Tuesday, January 19, 2010

SCOTUS and equality opponents: the courage of conviction?

As the Federal Prop8 trial (Perry v. Schwarzenegger) enters its second week, we are all relying heavily on the live-bloggers and tweeters to keep us informed, given that the SCOTUS agreed with the Defendant-Intervenors (the Bad Guys) and banned broadcast of the trial.

This decision was based ostensibly on the fear of the Prop8 proponents that their witnesses would be harassed, threatened and injured if people knew who they are. Because you KNOW how much violence there has been, right? Right? Yes, not so much. Despite the endless claims of roving bands of homos beating up on people, there is a paucity of evidence that anything dangerous has actually happened-- even though donor lists pro- and con- Prop8 were public in CA. Sure, there have been a few boycotts, but that tactic goes both ways.

In fact, in the aftermath of Prop8, its supporters made numerous unsubstantiated claims of violence. They accused the marriage equality supporters of terrorism --they even compared us to Al Qaeda for daring to march and claim the right of free speech! Let's not forget this.
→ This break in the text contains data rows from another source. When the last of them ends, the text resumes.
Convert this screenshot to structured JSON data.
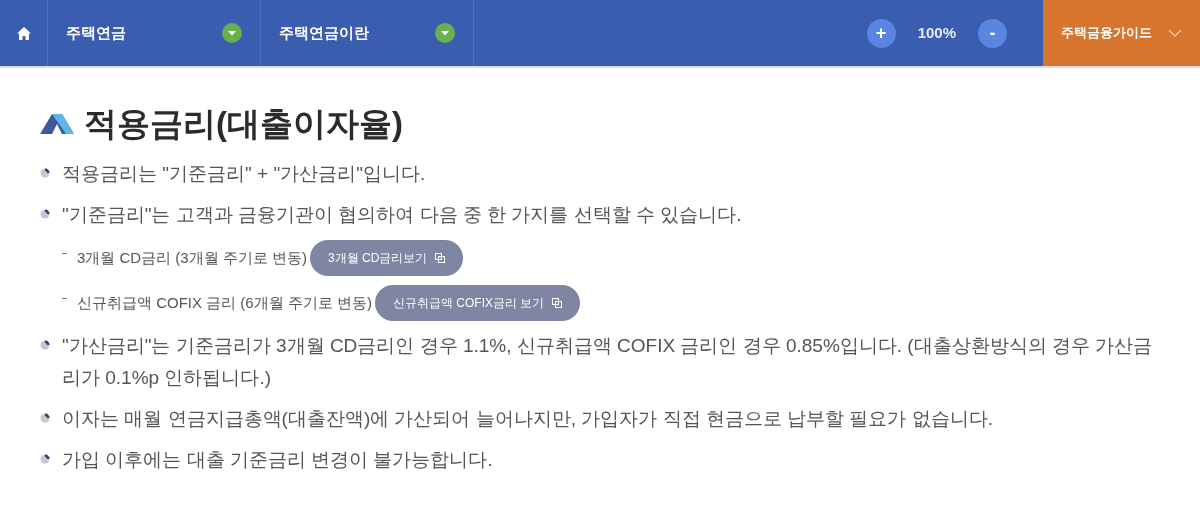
{
  "nav": {
    "tabs": [
      {
        "label": "주택연금"
      },
      {
        "label": "주택연금이란"
      }
    ],
    "zoom": {
      "plus": "+",
      "value": "100%",
      "minus": "-"
    },
    "guide": {
      "label": "주택금융가이드"
    }
  },
  "title": "적용금리(대출이자율)",
  "items": [
    {
      "kind": "bullet",
      "text": "적용금리는 \"기준금리\" + \"가산금리\"입니다."
    },
    {
      "kind": "bullet",
      "text": "\"기준금리\"는 고객과 금융기관이 협의하여 다음 중 한 가지를 선택할 수 있습니다."
    },
    {
      "kind": "sub",
      "text": "3개월 CD금리 (3개월 주기로 변동)",
      "button": "3개월 CD금리보기"
    },
    {
      "kind": "sub",
      "text": "신규취급액 COFIX 금리 (6개월 주기로 변동)",
      "button": "신규취급액 COFIX금리 보기"
    },
    {
      "kind": "bullet",
      "text": "\"가산금리\"는 기준금리가 3개월 CD금리인 경우 1.1%, 신규취급액 COFIX 금리인 경우 0.85%입니다. (대출상환방식의 경우 가산금리가 0.1%p 인하됩니다.)"
    },
    {
      "kind": "bullet",
      "text": "이자는 매월 연금지급총액(대출잔액)에 가산되어 늘어나지만, 가입자가 직접 현금으로 납부할 필요가 없습니다."
    },
    {
      "kind": "bullet",
      "text": "가입 이후에는 대출 기준금리 변경이 불가능합니다."
    }
  ]
}
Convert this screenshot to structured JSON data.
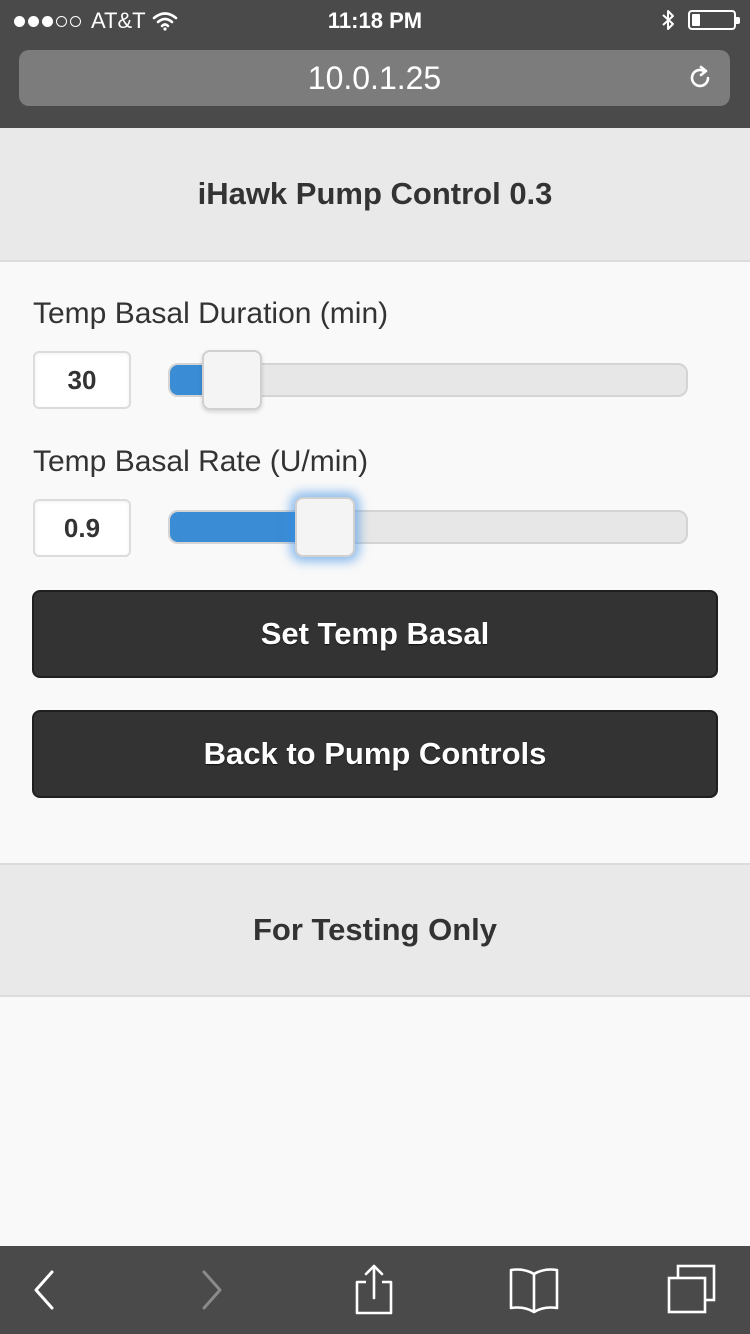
{
  "status_bar": {
    "carrier": "AT&T",
    "time": "11:18 PM",
    "signal_dots_filled": 3,
    "signal_dots_total": 5,
    "battery_level": 0.2
  },
  "browser": {
    "url": "10.0.1.25",
    "icons": {
      "reload": "reload-icon",
      "back": "back-icon",
      "forward": "forward-icon",
      "share": "share-icon",
      "bookmarks": "bookmarks-icon",
      "tabs": "tabs-icon"
    }
  },
  "page": {
    "title": "iHawk Pump Control 0.3",
    "duration": {
      "label": "Temp Basal Duration (min)",
      "value": "30",
      "fill_fraction": 0.12
    },
    "rate": {
      "label": "Temp Basal Rate (U/min)",
      "value": "0.9",
      "fill_fraction": 0.3
    },
    "set_button": "Set Temp Basal",
    "back_button": "Back to Pump Controls",
    "footer": "For Testing Only"
  },
  "colors": {
    "accent": "#3a8cd4",
    "button_bg": "#333333",
    "chrome_bg": "#4a4a4a"
  }
}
And these experts and proponents of Prop8 who are reputedly so fearful, were certainly unafraid to be seen on camera during the run-up to the election, when you couldn't escape from them. Perhaps more telling is that, despite banning the broadcast, the Prop8 supporters' fearful witnesses have still retreated. It seems more likely that their withdrawal has something to do with the fact that their bias may actually be exposed-- see for example William Tam, who attempted to withdraw as a defendant-intervenor. His issue may be less about safety, than privacy, as noted by the Box Turtle Bulletin
I do not like the burden of complying with discovery requests. I do not like people questioning me on my private personal beliefs.
Of course he had no such qualms about sharing those beliefs to deny GLBT people of equal rights for months and years. (He also thinks the "gay agenda" is based on sex with children and was founded in Chicago in 1972. I am looking forward to his examination by the Olson / Boies team.)

Or perhaps it has something to do with the cross-examination of the expert witnesses, because some of them apparently don't look so good in the deposition tapes where they had to backtrack on their testimony.
In the end, these experts might end up blowing up in the defense’s face. If Boies and team is able to show what he claims, that their testimony was without basis, the experts have opened themselves to charges of perjury. Removing the possibility that the defense team knew about the baselessness of the depositions, because such a circumstance would be an egregious violation of professional responsibility, this also has huge implications for the case. If the defense experts admitted that there is no basis to say there is harm to straight marriages, that point becomes a big longshot to recover for the defense.
This embarrassment tends to happen when you are wrong, or careless, or somewhat ....stingy with the truth.

Both the LA Times and NY Times Op Ed pages decried the SCOTUS decision to hide the case. From the LA Times:
"Reasonable minds," the majority wrote, can differ over televised court proceedings. Fair enough, but some significant number of them also will be troubled by the five justices' blanket adoption of the assertion that televising the testimony of expert witnesses called to defend Proposition 8 -- including those being paid -- would create "irreparable harm" by exposing them to embarrassment and "harassment." If you accept that, you're on a path whose logical conclusion is secret testimony. It's easy enough to excerpt trial transcripts and post them on the Web. Doesn't that "expose" witnesses in any socially or politically divisive case to potential harassment? Television may accelerate the process, but the way text and photographs ricochet around the Internet these days, it's just a matter of degree -- and a rapidly diminishing one at that.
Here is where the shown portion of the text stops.